Ordination Charge

for Revd Frances Hadfield

delivered by Revd Professor Bill Loader at Floreat Uniting Church, 11 June 2000

Frances

We have ordained you as a Deacon.

By this act the Presbytery has placed you within an ancient order of women and men whose task has been to lead the Christian community in service and reflection on that service in the world. All ministry is service. All Christians are called to the service of ministry. Within that ministry some are called to particular functions which equip the ministry of all.

The ministry of Deacon and the ministry of the Word belong to these special functions. They overlap. One has its focus in leadership of worship and interpretation of the ancient traditions as it leads people to hear and live the Word in today’s world. The ministry to which you are called has its focus in leadership of acts of service and reflection on those actions in the light of worship and the ancient traditions of our faith as it leads people to hear and live the Word in today’s world. Both belong together, yet both have a distinctive shape.

Your role is to lead by example and also by enabling people to give expression to their faith in acts of love in the world. You are not called just to be a helper, a carer. You are called to exercise leadership in caring. It will be your task to think about structures that make caring possible and structures that prevent it, even where those structures may be attended by most caring and compassionate people. You will pray for the people and lead them in prayer. You will celebrate with them the elements of hope. You will tell the truth. You will lead as one of them.

You will lead the geese out and lead them home. You will trumpet at injustice and others will follow. You will stride out with grace into the complex world of human need. Do not be silenced when your heart cries in pain and compassion for those who suffer. Do not allow yourself to be penned up by those forces who would reduce your ministry to niceness and kindness. You will tread streets which once knew the thud of a heavy cross. You will walk alongside those who are celebrated and despised. You will be frightened by powers that want to destroy and have no patience with fine definitions, but prefer to crucify people in convenient clusters. Even those who see you march home will bid you jump from the pinnacle, perform for the comfort of those who have the bread, and rest on the hillside just to look at the all the nations of the world and not to be involved.

You will need the nourishment of faith, the inspiration of scripture, the prayers of those who can and cannot join you, the support of the structures of the Christian community. You will not march alone. The burden of human need is overwhelming. It is not for you to carry it. The work to be done is endless. You can do only your part. The human predicament is critical. You are not its saviour. The ministry of the compassionate heart is the ministry which does not need to love, does not need to serve, does not need to succeed, but is prepared to walk where it can, only as far as it can, only as well as it can.
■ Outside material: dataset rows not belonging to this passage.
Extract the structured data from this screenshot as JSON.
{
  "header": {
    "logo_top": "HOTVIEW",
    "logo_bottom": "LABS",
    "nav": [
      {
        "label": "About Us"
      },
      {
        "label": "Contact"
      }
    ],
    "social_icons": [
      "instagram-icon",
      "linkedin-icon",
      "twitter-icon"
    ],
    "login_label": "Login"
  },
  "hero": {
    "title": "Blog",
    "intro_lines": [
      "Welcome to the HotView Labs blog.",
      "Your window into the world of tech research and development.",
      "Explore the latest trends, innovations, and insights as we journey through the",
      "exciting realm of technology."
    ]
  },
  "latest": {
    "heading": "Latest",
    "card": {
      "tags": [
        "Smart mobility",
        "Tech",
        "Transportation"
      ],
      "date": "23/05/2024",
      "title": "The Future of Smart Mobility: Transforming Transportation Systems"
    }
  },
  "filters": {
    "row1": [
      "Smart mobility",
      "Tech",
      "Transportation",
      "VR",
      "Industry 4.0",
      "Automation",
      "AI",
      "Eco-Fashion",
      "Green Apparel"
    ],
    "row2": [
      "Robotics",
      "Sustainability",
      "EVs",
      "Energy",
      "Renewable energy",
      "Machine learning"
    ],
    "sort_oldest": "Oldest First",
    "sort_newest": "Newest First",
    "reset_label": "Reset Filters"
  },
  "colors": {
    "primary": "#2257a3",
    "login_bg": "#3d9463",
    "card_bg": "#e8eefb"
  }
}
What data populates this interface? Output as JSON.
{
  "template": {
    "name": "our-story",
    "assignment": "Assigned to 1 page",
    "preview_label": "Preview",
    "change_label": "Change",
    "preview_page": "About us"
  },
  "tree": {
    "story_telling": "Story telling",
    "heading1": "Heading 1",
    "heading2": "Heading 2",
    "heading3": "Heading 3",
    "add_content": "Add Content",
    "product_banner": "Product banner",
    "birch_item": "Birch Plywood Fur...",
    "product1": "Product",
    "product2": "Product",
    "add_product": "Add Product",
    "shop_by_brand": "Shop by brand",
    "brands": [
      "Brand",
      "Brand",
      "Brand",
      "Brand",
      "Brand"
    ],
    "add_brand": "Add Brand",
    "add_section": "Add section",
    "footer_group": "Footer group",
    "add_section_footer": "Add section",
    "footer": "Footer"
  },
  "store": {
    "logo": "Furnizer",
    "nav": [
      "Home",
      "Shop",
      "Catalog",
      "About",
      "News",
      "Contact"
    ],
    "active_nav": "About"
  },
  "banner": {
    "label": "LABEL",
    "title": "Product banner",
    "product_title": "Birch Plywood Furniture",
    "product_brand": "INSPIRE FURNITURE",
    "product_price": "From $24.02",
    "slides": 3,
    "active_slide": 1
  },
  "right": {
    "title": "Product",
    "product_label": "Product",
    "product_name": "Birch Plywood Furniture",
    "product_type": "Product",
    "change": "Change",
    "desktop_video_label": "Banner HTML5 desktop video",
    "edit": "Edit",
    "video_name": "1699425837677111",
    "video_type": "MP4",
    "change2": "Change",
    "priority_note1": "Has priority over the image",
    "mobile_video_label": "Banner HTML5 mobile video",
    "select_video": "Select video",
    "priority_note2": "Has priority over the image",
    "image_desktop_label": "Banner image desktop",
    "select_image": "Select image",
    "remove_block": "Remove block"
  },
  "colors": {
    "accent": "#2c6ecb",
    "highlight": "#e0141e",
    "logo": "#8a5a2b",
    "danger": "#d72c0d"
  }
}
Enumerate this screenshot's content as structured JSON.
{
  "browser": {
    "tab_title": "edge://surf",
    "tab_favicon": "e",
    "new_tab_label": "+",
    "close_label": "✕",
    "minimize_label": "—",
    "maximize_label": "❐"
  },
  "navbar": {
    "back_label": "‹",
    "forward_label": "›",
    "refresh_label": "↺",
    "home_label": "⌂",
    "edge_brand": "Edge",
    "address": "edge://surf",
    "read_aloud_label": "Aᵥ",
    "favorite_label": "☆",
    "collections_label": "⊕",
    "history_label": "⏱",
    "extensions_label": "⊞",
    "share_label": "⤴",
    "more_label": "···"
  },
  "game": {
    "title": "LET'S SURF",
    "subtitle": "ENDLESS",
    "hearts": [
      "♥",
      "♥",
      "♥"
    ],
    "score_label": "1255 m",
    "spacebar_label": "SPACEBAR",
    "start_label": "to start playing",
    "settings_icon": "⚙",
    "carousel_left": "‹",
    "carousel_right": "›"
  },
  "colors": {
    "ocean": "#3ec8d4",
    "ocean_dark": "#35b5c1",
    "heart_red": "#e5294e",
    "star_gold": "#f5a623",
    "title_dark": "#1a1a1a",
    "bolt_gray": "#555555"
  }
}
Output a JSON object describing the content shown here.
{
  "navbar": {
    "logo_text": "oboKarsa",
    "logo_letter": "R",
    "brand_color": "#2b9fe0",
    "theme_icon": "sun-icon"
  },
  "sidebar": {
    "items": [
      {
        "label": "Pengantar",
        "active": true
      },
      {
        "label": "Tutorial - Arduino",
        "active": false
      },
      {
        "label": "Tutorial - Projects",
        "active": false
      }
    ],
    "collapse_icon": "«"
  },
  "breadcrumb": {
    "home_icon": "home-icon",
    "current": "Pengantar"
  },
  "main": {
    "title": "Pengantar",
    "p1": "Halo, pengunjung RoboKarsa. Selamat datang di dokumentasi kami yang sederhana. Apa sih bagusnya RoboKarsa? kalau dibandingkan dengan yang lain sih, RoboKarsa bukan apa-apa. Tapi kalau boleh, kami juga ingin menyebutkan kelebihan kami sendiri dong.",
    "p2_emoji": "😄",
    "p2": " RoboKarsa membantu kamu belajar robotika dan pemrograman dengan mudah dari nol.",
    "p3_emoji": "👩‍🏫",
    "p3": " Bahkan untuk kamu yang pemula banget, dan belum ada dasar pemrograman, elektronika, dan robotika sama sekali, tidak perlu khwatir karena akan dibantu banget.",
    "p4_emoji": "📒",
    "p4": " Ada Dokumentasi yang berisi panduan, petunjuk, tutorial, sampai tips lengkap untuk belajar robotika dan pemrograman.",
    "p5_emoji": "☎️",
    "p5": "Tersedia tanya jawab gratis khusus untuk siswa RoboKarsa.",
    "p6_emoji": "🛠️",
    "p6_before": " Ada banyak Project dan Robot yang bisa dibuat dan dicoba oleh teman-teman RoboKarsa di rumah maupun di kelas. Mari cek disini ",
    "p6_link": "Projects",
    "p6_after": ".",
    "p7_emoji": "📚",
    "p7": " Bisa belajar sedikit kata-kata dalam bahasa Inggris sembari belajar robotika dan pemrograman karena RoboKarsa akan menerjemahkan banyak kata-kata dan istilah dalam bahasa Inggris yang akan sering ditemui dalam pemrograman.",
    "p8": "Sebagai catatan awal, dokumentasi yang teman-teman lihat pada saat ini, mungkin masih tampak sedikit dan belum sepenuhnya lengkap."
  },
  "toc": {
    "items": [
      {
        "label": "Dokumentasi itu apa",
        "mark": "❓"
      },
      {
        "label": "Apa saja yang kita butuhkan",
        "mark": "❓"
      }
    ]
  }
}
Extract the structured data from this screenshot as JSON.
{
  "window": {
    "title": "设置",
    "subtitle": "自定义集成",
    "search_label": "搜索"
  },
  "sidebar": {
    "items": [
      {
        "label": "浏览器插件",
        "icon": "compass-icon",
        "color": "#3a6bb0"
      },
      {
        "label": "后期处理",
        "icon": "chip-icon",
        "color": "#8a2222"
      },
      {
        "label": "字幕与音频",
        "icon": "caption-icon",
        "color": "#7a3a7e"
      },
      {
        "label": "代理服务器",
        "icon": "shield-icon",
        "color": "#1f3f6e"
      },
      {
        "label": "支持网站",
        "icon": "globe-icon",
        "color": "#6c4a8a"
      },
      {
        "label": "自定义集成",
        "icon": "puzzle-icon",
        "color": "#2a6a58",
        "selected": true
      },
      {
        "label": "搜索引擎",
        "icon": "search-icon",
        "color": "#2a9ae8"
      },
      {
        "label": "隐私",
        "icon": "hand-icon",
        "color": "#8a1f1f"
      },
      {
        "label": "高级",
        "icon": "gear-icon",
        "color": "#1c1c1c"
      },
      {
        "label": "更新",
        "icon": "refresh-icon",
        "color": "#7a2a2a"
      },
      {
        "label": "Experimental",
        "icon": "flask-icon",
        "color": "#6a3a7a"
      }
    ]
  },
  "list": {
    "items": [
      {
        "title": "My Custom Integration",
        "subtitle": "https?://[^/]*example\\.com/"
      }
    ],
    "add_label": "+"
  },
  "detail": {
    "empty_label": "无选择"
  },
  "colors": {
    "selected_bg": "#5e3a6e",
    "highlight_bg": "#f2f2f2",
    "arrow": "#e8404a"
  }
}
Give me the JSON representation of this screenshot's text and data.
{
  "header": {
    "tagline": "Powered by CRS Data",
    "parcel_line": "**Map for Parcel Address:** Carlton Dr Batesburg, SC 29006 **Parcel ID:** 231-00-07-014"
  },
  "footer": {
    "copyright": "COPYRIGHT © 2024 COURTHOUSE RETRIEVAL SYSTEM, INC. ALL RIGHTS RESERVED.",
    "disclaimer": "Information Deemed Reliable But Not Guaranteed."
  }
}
The ministry of the compassionate heart knows self care and self nurture, knows to take time to let the feathers settle and be preened.

Frances,

We have not ordained you to a life of faith and work, for that is the life of Christ in all the baptised;
We have not ordained you to become engaged in the struggles for justice, that light may shine in darkness, for we are all to pray, ‘Your kingdom come!’
We have not ordained you to hold the hand of the needy, sit with the dying, weep with the bereaved, for the Spirit everywhere urges the fruits of compassion.

We have ordained you
to lead the people of God in caring service,
to equip the people of God for their ministries,
to enable the people of God discern the spirits of injustice and oppression.
We have ordained you to sound the trumpet of jubilee in the world.

We have ordained you as a Deacon in the Church of God.